1945年、フロリダ州タンパで生まれたデビッド・サンボーンは、今年74歳で現役バリバリのアルトサックス奏者です。幼少の頃小児マヒにかかり、医師のすすめでリハビリとしてアルトサックスを始めました。角度のきつい独特なアンブシャはその影響と言われています。 15才の時にはすでに地元のブルース・バンドでプレイし、アルバート・キング等のミュー ジシャンと共演しています。大学で音楽を学んだ後、スティーヴィー・ワンダー、デヴィッド・ボーイ、ローリングストーンズ等のツアーメンバーとして演奏したり、B.B.キング、ジェイムス・ブラウンらのレコーディングに参加したりと、トップ・スタジオ・ミュージシャンとして活躍しました。その後ポール・サイモン、ジェイムス・テイラー、リンダ・ロンシュタット、カーリー・サイモン、チャカ・カーン、イーグルス等のレコーディングにも参加し、彼の独特なサウンドによって個性溢れるアルトサックス奏者として注目されるようになります。 そして1975年、ワーナーブラザーズから初リーダー作『テイキング・オフ』を発表。1980 年発表の『ハイダウェイ』は大ヒットし、ゴールドディスクを受賞。1981年には『夢魔』 でグラミー賞最優秀R&Bインストウルメンタル賞を受賞し、現在も唯一無二の、ジャズ/フュージョン界No.1のアルトサックス・プレイヤーとして支持されています。

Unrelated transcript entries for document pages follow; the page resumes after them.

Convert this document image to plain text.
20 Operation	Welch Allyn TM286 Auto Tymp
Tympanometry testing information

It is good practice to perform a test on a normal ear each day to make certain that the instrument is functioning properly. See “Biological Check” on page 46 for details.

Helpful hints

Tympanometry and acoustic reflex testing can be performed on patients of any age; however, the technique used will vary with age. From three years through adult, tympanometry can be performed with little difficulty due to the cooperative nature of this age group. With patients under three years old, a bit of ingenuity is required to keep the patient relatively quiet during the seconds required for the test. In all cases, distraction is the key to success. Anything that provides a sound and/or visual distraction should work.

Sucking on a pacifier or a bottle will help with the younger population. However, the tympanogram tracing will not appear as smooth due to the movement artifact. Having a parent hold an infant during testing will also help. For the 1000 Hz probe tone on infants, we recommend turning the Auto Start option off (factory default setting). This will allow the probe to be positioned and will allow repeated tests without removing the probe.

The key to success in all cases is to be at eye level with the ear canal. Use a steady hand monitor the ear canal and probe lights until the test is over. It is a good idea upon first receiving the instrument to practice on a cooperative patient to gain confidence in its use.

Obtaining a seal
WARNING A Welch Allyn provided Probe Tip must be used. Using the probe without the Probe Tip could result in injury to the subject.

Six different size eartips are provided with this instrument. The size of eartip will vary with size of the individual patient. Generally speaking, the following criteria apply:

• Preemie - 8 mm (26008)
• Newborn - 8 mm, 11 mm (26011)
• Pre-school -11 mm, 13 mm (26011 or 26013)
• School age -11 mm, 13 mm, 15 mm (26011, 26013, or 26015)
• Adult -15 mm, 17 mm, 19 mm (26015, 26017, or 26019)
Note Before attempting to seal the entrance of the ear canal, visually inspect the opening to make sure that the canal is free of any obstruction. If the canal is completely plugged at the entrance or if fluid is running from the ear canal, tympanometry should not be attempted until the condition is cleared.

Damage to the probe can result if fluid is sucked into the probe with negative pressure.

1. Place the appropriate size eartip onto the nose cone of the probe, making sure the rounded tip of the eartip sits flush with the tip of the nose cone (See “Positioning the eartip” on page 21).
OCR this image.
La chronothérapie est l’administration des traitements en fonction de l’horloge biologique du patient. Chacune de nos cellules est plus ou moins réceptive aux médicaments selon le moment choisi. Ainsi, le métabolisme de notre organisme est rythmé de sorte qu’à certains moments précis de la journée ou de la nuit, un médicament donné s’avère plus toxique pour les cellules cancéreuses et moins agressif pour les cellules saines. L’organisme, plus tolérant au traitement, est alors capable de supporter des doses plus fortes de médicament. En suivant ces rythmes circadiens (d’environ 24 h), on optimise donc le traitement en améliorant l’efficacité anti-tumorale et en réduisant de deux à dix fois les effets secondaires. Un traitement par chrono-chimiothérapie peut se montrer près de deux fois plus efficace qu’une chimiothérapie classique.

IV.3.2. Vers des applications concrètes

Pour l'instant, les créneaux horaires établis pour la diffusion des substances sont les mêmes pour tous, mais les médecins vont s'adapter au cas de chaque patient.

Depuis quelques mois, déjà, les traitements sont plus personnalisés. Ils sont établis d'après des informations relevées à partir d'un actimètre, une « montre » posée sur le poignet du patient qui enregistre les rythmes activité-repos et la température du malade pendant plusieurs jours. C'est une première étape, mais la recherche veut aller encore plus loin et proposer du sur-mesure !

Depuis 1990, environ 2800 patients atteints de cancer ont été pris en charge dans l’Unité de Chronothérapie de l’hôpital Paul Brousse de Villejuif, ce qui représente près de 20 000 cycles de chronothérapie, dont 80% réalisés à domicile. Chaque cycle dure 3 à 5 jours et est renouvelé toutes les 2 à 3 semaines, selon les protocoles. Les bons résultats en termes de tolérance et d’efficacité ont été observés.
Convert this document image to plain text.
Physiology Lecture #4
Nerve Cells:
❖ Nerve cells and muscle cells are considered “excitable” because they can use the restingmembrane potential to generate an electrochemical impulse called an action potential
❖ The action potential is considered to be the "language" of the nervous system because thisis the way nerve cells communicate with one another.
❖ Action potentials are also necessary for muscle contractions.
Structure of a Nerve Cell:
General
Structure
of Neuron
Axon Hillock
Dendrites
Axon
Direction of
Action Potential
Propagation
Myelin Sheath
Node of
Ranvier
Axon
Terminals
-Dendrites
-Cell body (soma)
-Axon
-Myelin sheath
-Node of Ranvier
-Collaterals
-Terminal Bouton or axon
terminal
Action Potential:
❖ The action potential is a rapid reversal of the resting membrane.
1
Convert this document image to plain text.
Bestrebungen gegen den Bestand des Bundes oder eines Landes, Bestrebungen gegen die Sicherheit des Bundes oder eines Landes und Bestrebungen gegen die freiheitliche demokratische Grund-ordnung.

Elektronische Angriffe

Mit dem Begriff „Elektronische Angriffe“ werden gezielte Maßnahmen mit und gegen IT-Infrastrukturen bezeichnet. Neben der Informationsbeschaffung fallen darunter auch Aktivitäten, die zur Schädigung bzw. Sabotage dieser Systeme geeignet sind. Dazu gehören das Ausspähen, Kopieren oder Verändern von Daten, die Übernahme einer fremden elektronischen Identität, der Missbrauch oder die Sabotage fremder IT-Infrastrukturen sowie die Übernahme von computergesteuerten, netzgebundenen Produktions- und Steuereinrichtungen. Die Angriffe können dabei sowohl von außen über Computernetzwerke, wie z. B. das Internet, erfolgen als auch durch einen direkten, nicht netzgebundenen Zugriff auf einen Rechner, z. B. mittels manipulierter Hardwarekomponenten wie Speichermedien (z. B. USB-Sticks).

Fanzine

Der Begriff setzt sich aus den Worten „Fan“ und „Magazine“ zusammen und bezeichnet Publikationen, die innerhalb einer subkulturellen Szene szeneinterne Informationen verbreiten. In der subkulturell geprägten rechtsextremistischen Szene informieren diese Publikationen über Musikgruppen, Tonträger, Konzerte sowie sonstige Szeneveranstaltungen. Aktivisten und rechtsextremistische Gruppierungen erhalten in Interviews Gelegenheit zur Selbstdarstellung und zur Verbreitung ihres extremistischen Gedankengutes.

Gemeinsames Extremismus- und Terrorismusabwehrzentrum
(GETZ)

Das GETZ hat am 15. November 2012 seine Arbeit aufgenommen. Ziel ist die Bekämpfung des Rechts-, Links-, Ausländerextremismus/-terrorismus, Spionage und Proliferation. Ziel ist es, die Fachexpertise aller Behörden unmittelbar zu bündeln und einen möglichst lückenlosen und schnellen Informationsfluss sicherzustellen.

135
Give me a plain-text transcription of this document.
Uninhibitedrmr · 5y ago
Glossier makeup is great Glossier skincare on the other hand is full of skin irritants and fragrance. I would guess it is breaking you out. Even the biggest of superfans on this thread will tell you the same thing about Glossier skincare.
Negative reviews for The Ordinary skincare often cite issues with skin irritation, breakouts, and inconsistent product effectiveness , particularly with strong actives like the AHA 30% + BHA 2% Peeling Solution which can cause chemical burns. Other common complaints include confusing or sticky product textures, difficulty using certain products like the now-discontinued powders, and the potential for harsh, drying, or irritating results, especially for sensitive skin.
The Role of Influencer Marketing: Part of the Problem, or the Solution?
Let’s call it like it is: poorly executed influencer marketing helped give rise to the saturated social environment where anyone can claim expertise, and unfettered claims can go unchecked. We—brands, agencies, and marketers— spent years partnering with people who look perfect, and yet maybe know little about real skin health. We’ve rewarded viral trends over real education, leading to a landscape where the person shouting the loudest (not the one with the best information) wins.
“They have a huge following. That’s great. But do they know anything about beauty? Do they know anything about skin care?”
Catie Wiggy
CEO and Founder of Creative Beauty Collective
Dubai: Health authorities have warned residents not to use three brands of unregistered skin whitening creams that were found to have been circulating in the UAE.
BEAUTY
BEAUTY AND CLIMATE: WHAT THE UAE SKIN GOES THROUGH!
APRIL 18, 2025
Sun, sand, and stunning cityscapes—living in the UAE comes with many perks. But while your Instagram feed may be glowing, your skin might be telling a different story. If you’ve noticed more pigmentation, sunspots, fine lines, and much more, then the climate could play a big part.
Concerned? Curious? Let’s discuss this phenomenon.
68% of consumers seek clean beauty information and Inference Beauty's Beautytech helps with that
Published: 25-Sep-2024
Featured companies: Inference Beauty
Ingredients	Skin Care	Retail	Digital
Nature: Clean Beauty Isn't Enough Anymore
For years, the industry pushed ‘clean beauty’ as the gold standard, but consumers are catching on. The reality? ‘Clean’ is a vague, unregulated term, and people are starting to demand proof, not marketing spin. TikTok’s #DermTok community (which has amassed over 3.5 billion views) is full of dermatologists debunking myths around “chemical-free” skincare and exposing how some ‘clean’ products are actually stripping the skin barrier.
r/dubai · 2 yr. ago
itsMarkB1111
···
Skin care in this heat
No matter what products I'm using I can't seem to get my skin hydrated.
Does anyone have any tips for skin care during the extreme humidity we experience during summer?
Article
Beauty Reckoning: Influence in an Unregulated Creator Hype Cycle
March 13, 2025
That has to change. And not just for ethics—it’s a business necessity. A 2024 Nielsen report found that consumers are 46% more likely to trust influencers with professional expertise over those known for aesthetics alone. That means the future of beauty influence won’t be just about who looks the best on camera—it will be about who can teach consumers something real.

デビッド・サンボーンを「新しいアルトサックスを作り出した」と形容する音楽ファン達がいます。それだけ彼のアルトサックスの音色はユニークで、それまでに無かった「新しいサックスの音」を聴衆に届けました。ハイバッフルのメタルマウスピースで、シャープでパ ーカッシブなサウンドを奏でるアルト奏者のほとんどが、デビッド・サンボーンの信者です。 極端な話し、アルト奏者は「サンボーン系」と「それ以外」に区分しても良いくらいだと思います。それだけサンボーンは個性的です。
虚実入り混じったサンボーンの「個性」を確認してみましょう。ブリルハート・レベルエアやデュコフ・メタルなど、マウスピースは一貫して「細身のハイバッフル」。楽器はすべて14万番台のアメセル・マークVI(3–4本所有:本人談)。楽器全体のネジをすべて弛めることで、響きが得られるとのこと。サムフックが動くほどネジがゆるいし、ネックジョイントもスカスカ。とにかく生音がでかい。煙草も酒もやらず、食生活には特に気を遣っている。毎日パパイヤをたくさん食べるらしい。リードはバンドレンV16の3-1/2…、あ、厚い (汗、デュコフのD8にこんな硬いリードでは、普通音が出ないと思います)。リガチャーはハリソンのゴールドプレート。サンボーンのファズトーンはとりわけ凄い。良く使うのはハイFとハイF#の高音域。捻って出すグロートーンとは似て非なるもので、ファズトーンは重音奏法(複数の音を同時に鳴らす)のひとつ。サンボーンの奏法を解説している本は結構ある。 リーダーアルバム24枚、グラミー賞6回受賞、ゴールドディスク8枚、プラチナディスク 1枚。うん、やっぱ、サンボーンは凄い。